When I first heard about the Campaign for Pease Pottage Hospital, I was suspicious, it sounded just like an opportunistic attempt by local Tories to jump onto a bandwagon.
After some time, the campaign has produced a document, which they say backs up their case and anyone who disagrees is clearly just trying to land political blows.
Having now read the extensive (!) 7 page proposal document, I am even more sceptical about the Smith-Maude campaign.
First of all, I spotted at least two spelling mistakes. Now, that may mark me out as a pedant, but they are clear and they are evidence that the document was not properly proof-read. One wonders if any of the numbers are also incorrect.
Next, it is full of assumptions. Firstly, that the acute healthcare spend in Horsham PCT per person is uniformly applied across the other areas covered.
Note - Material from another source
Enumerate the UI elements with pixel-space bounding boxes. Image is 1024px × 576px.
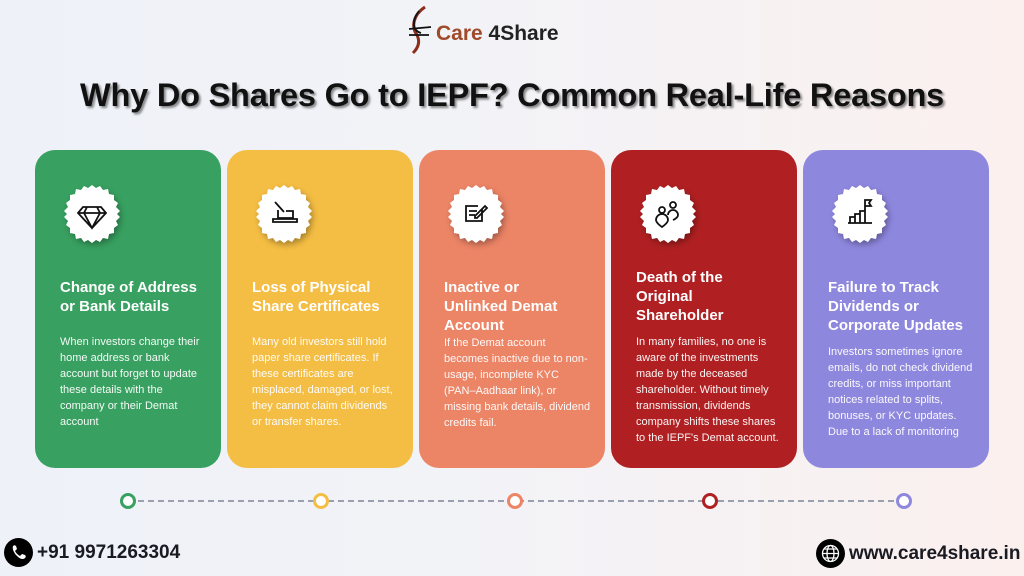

Secondly that the percentage of that to be spent at the new hospital would be 75%. Thirdly that the refinancing (what we call interest) rate would be 7%. Fourthly, that East Surrey Hospital will be affected but will still be tenable if it widens it’s catchment along the M25 (but no consideration of the knock on effects to the East or West of Redhill) – oh, but if it isn’t the new hospital would be able to cope and the people of Redhill and Reigate would be happy.
There are lots of numbers, but some are given as ‘of the order of’, or ‘indicative’ (which means that they are not accurate estimates) and others are absolute, despite seemingly having been derived from the earlier estimates. The operating cost is given based on Frimley Park, but no more local hospital ‘given their state of turmoil’, and because that is a larger hospital it is scaled, but the scaling has not been enumerated. Are there local factors which differentiate this area from Camberley such as housing pressure?
Some startling omissions as well. Nowhere is training mentioned. Nowhere does it refer to Royal College guidelines. Why should it? Because the Royal Colleges suggest that for training to be of sufficient value, a unit must have a decent catchment area, of around the 400-500,000 range. In order to attract employees, a hospital really wants to be recognised by the Royal Colleges, as most doctors want to move up the ranks and gain experience. The proposed 300,000 catchment area might be too small, and this was pretty much the same problem that Crawley Hospital had in the first place. Find me an acute hospital which has lost accreditation from a Royal College and where that service is not under threat (or already gone).
Also, this would not be a PFI hospital, it would be privately managed, rather than being run by the NHS and leased from a PFI vehicle, according to the proposals. Do we have such a hospital in the UK? Would the managers seek to carve out part of the hospitals facilities for lucrative private care? What will the costs be to the NHS of oversight of a privately run hospital? Will the operating company be allowed to make a profit? If it makes a loss, or suffers financial strain, what are the guarantees that services will be maintained?
Bagnall’s report was far more detailed, and we were able to see the ‘working out’. I supported the Bagnall Plan because it was well considered and the proposal was a viable 776-bed hospital. The C4PPH proposals are, going by a document of seven pages, less grounded in detailed research and less sustainable.